LESSON - 4
D01134 - Sirupaanaatrupadai-4
This lesson explains the key ideas in lines 114-202 of ‘Sirupaanatrupadai.’ The administrative skills and leadership qualities of king Nalliyakkodan; the greatness of his capital city, Maavilangai; the deplorable plight of the poor panan; the riches bestowed on the panan by the king; the hospitality shown by the people of Eyirpattinam, Velur and Aamur, towns that the panan passes through are portrayed in these lines.
The greatness and benevolence of king Nalliyakkodan are celebrated. The panan traces the ancestors of the king and reveals that they too were great patrons of art. He concludes that the king’s generosity, is even greater than that of the kadaiezhuvallalgal.
Maavilangai is one of the towns that come under the rule of King Nalliyakkodan. The panan offers vivid descriptions of the city, stressing on its grandeur and beauty. Of the several kings who ruled over Maavilangai, Nalliyakkodan is by far the greatest. Nalliyakkodan was also known for his extraordinary courage.
Lines 120-140 present a poignant picture of the poverty-stricken life of the panan. The lines offer a moving description of his humble dwellings. His house is dilapidated. There is no food and hence no smoke curls from the chimney. The panan’s wife looks thin and emaciated. Once in a while she gathers the common greens that grows in their backyard and cooks them.
The panan reveals how king Nalliyakkodan’s generous gifts saved him from grinding poverty. In lines 142 - 163 the panan advises a fellow minstrel to go to king Nalliyakkodan, and guides him accordingly.
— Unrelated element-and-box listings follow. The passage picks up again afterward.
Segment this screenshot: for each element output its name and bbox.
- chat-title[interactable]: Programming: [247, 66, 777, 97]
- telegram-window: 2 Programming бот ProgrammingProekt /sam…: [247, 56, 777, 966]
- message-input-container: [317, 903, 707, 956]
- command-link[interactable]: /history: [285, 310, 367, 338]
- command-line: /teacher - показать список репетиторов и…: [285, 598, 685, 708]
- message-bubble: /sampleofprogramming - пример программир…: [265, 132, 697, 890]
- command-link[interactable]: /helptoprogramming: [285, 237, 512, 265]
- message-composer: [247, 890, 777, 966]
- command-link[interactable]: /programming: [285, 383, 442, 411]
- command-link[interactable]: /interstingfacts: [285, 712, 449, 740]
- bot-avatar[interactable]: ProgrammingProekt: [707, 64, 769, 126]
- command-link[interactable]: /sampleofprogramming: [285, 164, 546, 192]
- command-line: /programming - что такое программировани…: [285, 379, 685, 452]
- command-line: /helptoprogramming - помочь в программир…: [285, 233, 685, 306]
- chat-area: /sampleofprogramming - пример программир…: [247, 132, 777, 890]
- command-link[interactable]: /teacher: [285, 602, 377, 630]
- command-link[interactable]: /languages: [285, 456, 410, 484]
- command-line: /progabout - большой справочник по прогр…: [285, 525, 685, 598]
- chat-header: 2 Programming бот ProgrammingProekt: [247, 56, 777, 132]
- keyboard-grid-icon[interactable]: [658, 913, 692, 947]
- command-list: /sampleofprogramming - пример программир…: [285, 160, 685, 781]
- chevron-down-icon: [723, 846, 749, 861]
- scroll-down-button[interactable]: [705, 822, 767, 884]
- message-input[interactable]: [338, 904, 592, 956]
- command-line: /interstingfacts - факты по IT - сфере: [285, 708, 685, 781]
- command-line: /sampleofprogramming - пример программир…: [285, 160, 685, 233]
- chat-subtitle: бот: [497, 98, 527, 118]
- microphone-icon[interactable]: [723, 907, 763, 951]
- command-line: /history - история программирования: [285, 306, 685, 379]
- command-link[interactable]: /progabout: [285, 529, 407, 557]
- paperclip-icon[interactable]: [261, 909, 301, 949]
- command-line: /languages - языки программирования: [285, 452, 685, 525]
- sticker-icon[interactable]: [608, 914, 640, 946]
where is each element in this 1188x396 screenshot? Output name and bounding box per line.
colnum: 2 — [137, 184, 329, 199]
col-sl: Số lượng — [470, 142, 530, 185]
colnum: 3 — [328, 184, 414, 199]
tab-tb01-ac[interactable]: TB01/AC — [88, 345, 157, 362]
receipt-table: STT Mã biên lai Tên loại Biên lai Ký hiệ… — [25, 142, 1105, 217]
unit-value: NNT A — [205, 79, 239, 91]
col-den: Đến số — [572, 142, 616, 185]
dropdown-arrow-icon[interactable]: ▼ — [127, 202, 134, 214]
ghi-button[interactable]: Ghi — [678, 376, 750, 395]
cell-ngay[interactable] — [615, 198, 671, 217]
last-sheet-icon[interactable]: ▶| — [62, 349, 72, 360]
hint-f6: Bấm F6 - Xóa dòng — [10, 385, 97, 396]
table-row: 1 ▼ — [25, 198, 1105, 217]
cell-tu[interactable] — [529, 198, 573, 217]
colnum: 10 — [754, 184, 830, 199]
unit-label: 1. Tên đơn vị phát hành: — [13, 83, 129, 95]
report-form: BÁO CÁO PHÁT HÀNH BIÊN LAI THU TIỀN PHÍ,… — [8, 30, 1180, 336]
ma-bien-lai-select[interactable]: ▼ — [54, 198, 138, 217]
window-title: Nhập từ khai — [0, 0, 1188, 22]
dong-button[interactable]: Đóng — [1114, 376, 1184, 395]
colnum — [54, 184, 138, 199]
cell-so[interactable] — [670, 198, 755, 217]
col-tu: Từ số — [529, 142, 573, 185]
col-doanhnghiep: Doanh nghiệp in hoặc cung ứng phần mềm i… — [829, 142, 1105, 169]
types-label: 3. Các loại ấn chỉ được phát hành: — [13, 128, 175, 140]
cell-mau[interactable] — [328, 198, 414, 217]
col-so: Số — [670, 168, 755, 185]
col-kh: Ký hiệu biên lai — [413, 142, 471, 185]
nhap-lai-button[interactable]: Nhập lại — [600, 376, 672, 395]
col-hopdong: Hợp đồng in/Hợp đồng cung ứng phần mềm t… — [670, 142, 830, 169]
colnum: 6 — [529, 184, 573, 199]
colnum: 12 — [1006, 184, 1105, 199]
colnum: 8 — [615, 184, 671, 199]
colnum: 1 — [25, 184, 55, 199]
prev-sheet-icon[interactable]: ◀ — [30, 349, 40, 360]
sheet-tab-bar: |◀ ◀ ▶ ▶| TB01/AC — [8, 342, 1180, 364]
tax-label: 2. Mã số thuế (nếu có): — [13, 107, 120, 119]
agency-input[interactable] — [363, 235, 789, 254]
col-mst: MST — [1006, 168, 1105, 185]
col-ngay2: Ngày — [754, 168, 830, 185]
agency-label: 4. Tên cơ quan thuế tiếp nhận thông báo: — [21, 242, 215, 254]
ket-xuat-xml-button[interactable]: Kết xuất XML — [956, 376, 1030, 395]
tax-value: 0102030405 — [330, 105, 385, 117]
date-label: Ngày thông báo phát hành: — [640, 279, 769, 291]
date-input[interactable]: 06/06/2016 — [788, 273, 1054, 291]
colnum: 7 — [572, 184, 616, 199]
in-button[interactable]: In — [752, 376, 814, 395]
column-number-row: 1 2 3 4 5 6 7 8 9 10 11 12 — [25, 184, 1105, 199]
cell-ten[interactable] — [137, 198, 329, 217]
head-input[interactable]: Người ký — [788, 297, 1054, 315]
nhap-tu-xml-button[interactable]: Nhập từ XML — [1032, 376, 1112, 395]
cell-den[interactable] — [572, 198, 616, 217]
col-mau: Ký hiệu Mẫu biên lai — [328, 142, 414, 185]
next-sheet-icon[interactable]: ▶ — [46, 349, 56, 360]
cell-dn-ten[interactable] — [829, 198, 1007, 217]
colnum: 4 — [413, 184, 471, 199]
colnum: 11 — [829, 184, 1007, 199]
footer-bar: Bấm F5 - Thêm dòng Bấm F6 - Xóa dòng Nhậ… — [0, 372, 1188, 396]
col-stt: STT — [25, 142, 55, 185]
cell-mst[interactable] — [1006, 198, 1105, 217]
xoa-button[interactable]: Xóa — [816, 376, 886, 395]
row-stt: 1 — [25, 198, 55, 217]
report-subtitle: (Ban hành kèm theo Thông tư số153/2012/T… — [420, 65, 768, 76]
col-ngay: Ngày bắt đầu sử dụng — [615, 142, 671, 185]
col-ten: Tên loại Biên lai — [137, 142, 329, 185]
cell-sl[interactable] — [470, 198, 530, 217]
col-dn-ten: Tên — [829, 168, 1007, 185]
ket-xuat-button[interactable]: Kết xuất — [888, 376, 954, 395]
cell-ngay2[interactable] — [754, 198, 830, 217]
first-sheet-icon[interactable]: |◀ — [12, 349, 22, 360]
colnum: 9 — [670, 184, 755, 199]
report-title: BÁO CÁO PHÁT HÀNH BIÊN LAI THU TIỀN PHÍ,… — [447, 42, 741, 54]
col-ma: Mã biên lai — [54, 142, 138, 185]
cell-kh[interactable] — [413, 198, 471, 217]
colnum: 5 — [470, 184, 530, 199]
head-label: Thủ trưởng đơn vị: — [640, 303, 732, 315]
While directing him he describes Eyirpattinam, Velur and Aamur, the various towns on the way to king Nalliyakkodan’s capital city. Lines 164-195 contain these descriptions. He speaks highly of the warmth and hospitality displayed by the people of these towns. After crossing these towns, one reaches Kidangil, the capital city from where Nalliyakkodan rules. Lines 196- 202 describe the festive air of the capital city.